N. S. - Par l'Europe, naturellement. L'urgence est de débloquer le fonctionnement des institutions.
P. I. - L'Allemagne a fait de la relance de l'Europe la priorité de sa présidence, qui s'achèvera le 30 juin prochain. On sait que vous êtes en faveur d'un « traité simplifié » qui ne porterait que sur les réformes institutionnelles. N'est-ce pas faire peu de cas de l'opinion des dix-huit pays qui, eux, ont ratifié le texte rejeté en mai 2005 par les Français ?
N. S. - Ce n'est pas ce que j'ai dit, et c'est encore moins ce que je pense. Je me suis battu pendant des mois, tout au long de la campagne référendaire, en faveur du oui. Sur ce point, je n'ai pas changé : je suis pour un traité ambitieux ; mais, pour cela, il faut du temps. Or du temps, nous n'en avons pas. L'urgence, c'est de permettre à l'Europe de fonctionner efficacement à vingt-sept. C'est la raison pour laquelle j'ai proposé que nous adoptions un « traité simplifié » dont l'objectif serait justement de remédier à l'urgence institutionnelle. Ce traité simplifié, j'en ai parlé pour la première fois il y a plus d'un an, à Berlin, puis à nouveau en septembre dernier à Bruxelles. Aujourd'hui, je constate que l'idée a fait beaucoup de chemin parmi nos partenaires.
P. I. - Il n'empêche qu'un certain nombre d'États européens, notamment l'Espagne et l'Allemagne, estiment que les réformes constitutionnelles ne sauraient constituer à elles seules la substance du traité. Écartant l'idée d'un « accord minimal », ils plaident, au contraire, pour une « proposition audacieuse »...
N. S. - Je ne vous apprendrai rien en vous disant que le traité constitutionnel ne peut entrer en vigueur que s'il est ratifié par tous les États membres. Nous savons maintenant que tel ne sera pas le cas. Il est évidemment impossible de faire voter les Français et les Néerlandais une deuxième fois sur un texte identique. Et, en tout état de cause, nous savons que, parmi les États qui ne se sont pas encore prononcés, plusieurs n'ont aucune intention de le ratifier. La France, pour ce qui la concerne, doit à ses partenaires la clarté. Qu'on ne compte pas sur moi pour expliquer aux Français qu'ils ont mal compris la question qui leur était posée.
P. I. - Est-ce à dire que nous devons nous contenter du traité de Nice, dont vous-même avez souligné les insuffisances ?

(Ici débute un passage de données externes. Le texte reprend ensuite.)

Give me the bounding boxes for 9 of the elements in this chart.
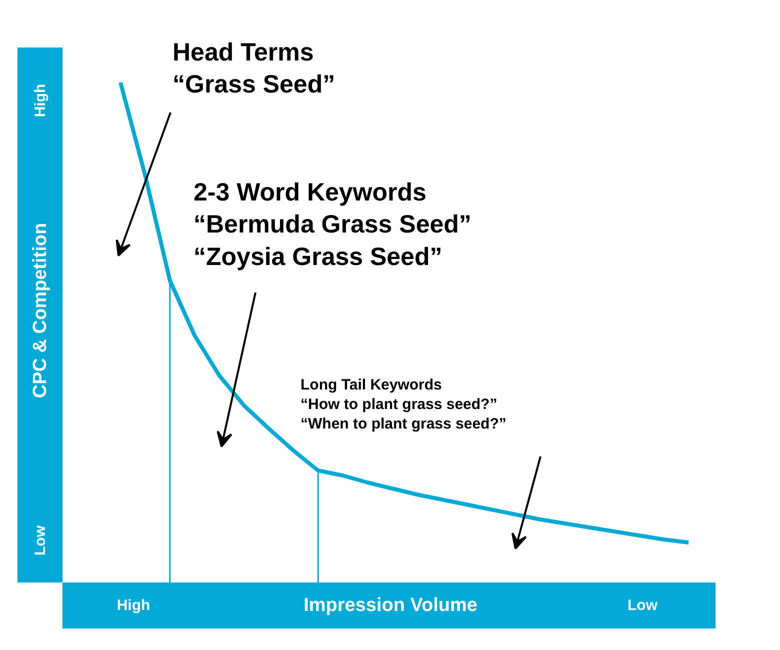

N. S. - Certainement pas. Tout le monde est d'accord pour dire que les institutions héritées du traité de Nice ne permettent pas à l'Europe de fonctionner correctement à vingt-sept. De là l'idée d'un « traité simplifié » centré sur les questions institutionnelles. Le projet de traité constitutionnel contenait un certain nombre de mesures dont tout le monde, y compris dans le camp du « non », a reconnu qu'elles permettraient à l'Union de fonctionner plus efficacement. Le « traité simplifié » reprendrait ces mesures qui ont fait consensus.
À plus long terme, je suis bien conscient que la nécessité de doter l'Union d'un texte de référence demeure. Ce texte - appelons-le « constitution » ou « traité fondamental », peu importe - devra aller au-delà des dispositions techniques contenues dans les traités actuels et sceller la dimension fondamentalement politique de la construction européenne. L'élaboration de ce traité fondamental doit se faire de la manière la plus démocratique possible, en associant autant que faire se peut les citoyens européens et leurs représentants. On pourrait, par exemple, imaginer une grande Convention, dont les membres seraient désignés après un vrai débat démocratique, notamment devant les Parlements nationaux.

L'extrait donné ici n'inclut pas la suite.